Saint-Germain-des-Prés'de pastoral bir avluda özenle saklanmış olan Brasserie des Prés, uygun fiyatlı olduğu kadar keyifli ve büyüleyici, bölgede gidilecek yerdir.
Grands Boulevards'a sadece bir taş atımı mesafede yer alan Alesti brasserie, menüsünü yenilemiş ve artık klasik Fransız yemekleri servis etmektedir. Bölgede para için rakipsiz değer sunan bir adres.
Mahallede küçük bir külçe olan Aglio e Olio restoran, terasın gölgesinde tadını çıkarabileceğiniz geleneksel İtalyan tarifleriyle keyifli olduğu kadar baştan çıkarıcıdır.
Saint-Germain-des-Prés'deki bistrot Colvert, şeytani bir şekilde alçakça bir bistronomi sunuyor. Şef Arnaud Baptiste'in ocakların başında olması şaşırtıcı değil.
Bir İspanyol restoranı gibi fokurdayan ve gürültülü olan Caves Saint-Gilles, yeni sahibiyle yeniden doğdu.
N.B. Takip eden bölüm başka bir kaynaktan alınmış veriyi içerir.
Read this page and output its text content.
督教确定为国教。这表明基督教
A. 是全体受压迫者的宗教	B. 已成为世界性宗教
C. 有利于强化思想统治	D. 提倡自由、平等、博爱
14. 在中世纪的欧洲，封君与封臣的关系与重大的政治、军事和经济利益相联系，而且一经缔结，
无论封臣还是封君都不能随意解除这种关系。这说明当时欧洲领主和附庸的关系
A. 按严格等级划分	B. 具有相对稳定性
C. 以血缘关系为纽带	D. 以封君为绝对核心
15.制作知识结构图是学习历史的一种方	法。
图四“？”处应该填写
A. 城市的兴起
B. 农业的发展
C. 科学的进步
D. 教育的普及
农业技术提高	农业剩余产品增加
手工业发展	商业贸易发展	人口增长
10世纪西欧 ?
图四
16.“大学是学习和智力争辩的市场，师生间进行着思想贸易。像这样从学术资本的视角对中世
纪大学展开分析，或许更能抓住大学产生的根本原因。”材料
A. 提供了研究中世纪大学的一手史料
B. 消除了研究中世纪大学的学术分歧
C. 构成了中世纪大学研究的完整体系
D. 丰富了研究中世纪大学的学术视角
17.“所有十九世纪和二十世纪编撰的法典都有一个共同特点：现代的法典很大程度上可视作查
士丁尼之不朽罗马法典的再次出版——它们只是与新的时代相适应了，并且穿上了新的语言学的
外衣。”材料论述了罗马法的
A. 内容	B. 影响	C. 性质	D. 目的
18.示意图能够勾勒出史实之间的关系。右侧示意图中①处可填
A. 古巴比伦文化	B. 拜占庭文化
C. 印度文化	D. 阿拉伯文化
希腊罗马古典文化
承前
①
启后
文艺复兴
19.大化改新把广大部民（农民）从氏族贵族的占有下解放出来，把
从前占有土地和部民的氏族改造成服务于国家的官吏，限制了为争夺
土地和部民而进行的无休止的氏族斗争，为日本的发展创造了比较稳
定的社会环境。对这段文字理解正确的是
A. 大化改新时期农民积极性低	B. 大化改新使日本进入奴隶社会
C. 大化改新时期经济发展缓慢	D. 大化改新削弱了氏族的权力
Burada İber tapasları ve cömert paella yiyebilir, bir sürahi iyi dozda sangria ile kadeh kaldırabilirsiniz!
Evi Evane, Paris'in Marais semtinde iyi stoklanmış bir Helen bakkalının yanı sıra geleneksel Yunan mezeleri ve tarifleri sunan bir şarküteri dükkanı açtı.
Cèna, David Lanher'in Parc Monceau'dan sadece bir taş atımı uzaklıkta yer alan samimi mekânıdır. Şef Hideki Nakamura hareket eden ve hareketlendiren bir menü yarattı.
Paris'te yeni bir smash burger restoranı daha mı? Evet, ama Specimen'de burgerler sanatın kurallarına göre yapılıyor ve smash burgerin özüne geri dönülüyor.
Bistronomi ve miksoloji arasında bir yerde bulunan Nectar, Maison Mère otelinin kalbinde yer alan ve hedeflediği her şeyi başaran küçük bir arı kovanı.